– Не, я могу идти. Просто хватит бежать. Мы уже далеко. – Он выдохнул и зажмурился. – Пффф, пронесло.
Несколько минут мы шли молча. И, честно говоря, в тот момент я его просто ненавидел. «Как глупо, как глупо, как глупо, – вертелось в голове, – зачем я согласился на это? Поиграли в детективов, блин!»
– Не хочешь узнать, что я нашел у него на столе? А? Петро? Ну чего ты опять ускорился, у меня же нога!
– Нет! – Я обернулся. – Не хочу я ничего знать! Иди в жопу!
Он виновато смотрел на меня:
– Прости. Я знаю, по-дурацки вышло.
Минуту мы молча смотрели друг на друга, и вдруг – он засмеялся. Сначала сдавленно, потом – громко и в голос.
– Чего? Чего ты ржешь?
– Видел бы ты свое лицо там, когда я открыл дверь!
– Ничего смешного.
Грек с трудом подавил хохот.
– Да, ты прав, еще рано над этим шутить. Постой, я присяду ненадолго, а то совсем больно наступать.
Он присел на бордюр, взялся за ногу обеими руками так, словно она была отдельным предметом.
– Сломал? – спросил я.
– Не, если б сломал, я бы пальцев не чувствовал, а я могу ими шевелить. Просто неудачное приземление.

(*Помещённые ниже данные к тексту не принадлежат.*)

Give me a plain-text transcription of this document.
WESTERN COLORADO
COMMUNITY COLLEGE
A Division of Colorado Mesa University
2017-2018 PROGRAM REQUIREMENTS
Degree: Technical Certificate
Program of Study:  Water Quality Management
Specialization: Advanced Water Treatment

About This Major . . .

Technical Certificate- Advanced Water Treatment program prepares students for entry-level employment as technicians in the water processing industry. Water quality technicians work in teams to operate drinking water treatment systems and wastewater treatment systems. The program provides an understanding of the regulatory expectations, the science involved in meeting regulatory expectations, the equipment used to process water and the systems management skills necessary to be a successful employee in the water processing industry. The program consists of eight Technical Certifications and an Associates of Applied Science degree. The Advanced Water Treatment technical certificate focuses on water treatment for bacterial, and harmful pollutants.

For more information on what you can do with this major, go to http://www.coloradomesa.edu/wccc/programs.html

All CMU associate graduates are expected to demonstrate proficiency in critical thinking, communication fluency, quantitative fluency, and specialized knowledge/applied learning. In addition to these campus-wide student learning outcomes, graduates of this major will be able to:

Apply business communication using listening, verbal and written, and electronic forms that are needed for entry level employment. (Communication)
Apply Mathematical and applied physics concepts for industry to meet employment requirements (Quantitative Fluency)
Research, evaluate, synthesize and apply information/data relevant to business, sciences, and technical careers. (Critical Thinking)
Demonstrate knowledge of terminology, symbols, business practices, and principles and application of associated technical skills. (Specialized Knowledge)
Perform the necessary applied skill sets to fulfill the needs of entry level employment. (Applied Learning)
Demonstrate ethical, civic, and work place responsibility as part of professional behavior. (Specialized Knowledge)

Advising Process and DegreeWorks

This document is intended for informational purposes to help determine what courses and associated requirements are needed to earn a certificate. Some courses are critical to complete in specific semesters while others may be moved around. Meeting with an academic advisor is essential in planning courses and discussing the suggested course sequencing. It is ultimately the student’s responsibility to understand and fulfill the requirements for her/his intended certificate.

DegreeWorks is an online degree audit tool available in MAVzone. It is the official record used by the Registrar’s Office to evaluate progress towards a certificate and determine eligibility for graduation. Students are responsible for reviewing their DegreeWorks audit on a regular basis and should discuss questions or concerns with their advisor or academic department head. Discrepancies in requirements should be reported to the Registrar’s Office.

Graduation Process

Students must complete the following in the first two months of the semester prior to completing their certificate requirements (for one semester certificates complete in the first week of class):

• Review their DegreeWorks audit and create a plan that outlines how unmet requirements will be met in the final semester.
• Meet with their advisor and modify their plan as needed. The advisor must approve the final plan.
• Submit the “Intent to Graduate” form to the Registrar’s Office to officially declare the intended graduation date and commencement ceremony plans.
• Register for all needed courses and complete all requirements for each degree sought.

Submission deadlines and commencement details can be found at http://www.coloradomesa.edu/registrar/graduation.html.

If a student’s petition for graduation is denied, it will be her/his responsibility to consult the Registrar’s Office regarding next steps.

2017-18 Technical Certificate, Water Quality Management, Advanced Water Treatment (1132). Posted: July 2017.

Мы переглянулись – и снова засмеялись. Одновременно. Страх прошел, и смех сработал как защитный механизм.
Я тоже присел на бордюр:
– Что ты нашел?
– Наконец-то. Я думал, ты никогда не спросишь. – Он рылся во внутреннем кармане куртки, достал сложенный вчетверо листок и протянул мне.
– Это было на его столе. Он подкладывал этот листок под письмо. Я заштриховал его карандашом, чтобы увидеть продавленные места на бумаге.